Taką zapowiedź złożył szef Komitetu Stałego Rady Ministrów Henryk Kowalczyk. Zastrzegł jednak, że dla wprowadzenia nowej daniny konieczne jest uchwalenie zmian w przepisach o administracji podatkowej oraz o ubezpieczeniach społecznych. Mają one umożliwić wymianę danych między MF a ZUS, co jest niezbędne do wyliczenia stawek.
Nowy podatek miałby uwzględniać wyższą kwotę wolną, na poziomie około 8 tys. zł. Ma też być korzystniejszy dla drobnych przedsiębiorców, którzy po trzech pierwszych ulgowych latach prowadzenia muszą płacić niemal 1200 zł składki ZUS.
Henryk Kowalczyk zapowiedział też, że do uchwalenia stosownej ustawy mogłoby dojść pod koniec bieżącego roku. Weszłaby ona w życie z początkiem 2018 r.
Wprowadzenie jednolitej daniny zamiast PIT i składek ZUS/NFZ proponowała już Platforma Obywatelska w ubiegłorocznej kampanii wyborczej. Wskazywano wówczas na model obowiązujący we Francji. Tam podobna danina jest wprawdzie wyliczana w dość skomplikowany sposób, ale jest w korzystny dla podatnika sposób obliczana w zależności od liczby członków jego rodziny. Do wspólnego rozliczenia można pod pewnymi warunkami dołączyć nawet rodziców podatnika, i to także w sytuacji gdy pobierają emerytury. Stawki francuskiego PIT wynoszą, w zależności od dochodu: 5,5 proc., 14 proc., 41 proc. i 45 proc.
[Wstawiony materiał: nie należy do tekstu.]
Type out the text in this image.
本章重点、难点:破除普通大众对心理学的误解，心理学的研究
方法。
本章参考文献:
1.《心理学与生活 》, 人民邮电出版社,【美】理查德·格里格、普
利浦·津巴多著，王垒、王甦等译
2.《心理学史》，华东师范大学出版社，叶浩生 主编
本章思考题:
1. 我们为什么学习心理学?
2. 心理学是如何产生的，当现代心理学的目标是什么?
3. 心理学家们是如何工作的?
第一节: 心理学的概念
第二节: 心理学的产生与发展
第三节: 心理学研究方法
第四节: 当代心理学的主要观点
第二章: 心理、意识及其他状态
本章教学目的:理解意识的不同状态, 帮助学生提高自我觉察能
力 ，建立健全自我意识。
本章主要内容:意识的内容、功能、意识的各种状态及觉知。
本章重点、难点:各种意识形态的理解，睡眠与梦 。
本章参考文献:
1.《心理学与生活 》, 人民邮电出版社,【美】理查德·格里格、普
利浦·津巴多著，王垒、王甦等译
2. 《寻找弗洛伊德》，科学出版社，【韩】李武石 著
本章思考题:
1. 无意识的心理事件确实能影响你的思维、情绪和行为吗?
– Ten zamysł rzeczywiście może przypominać przedwyborcze zapowiedzi, ale trudno przed ujawnieniem konkretnego projektu przesądzić, czy rzeczywiście nowa danina przyjmie kształt podobny do modelu francuskiego – mówi Józef Banach, radca prawny w kancelarii InCorpore. – Obawiam się jednak, że w dzisiejszych realiach budżetowych trudno się spodziewać realnej obniżki podatku, szczególnie dla przedsiębiorców – dodaje ekspert.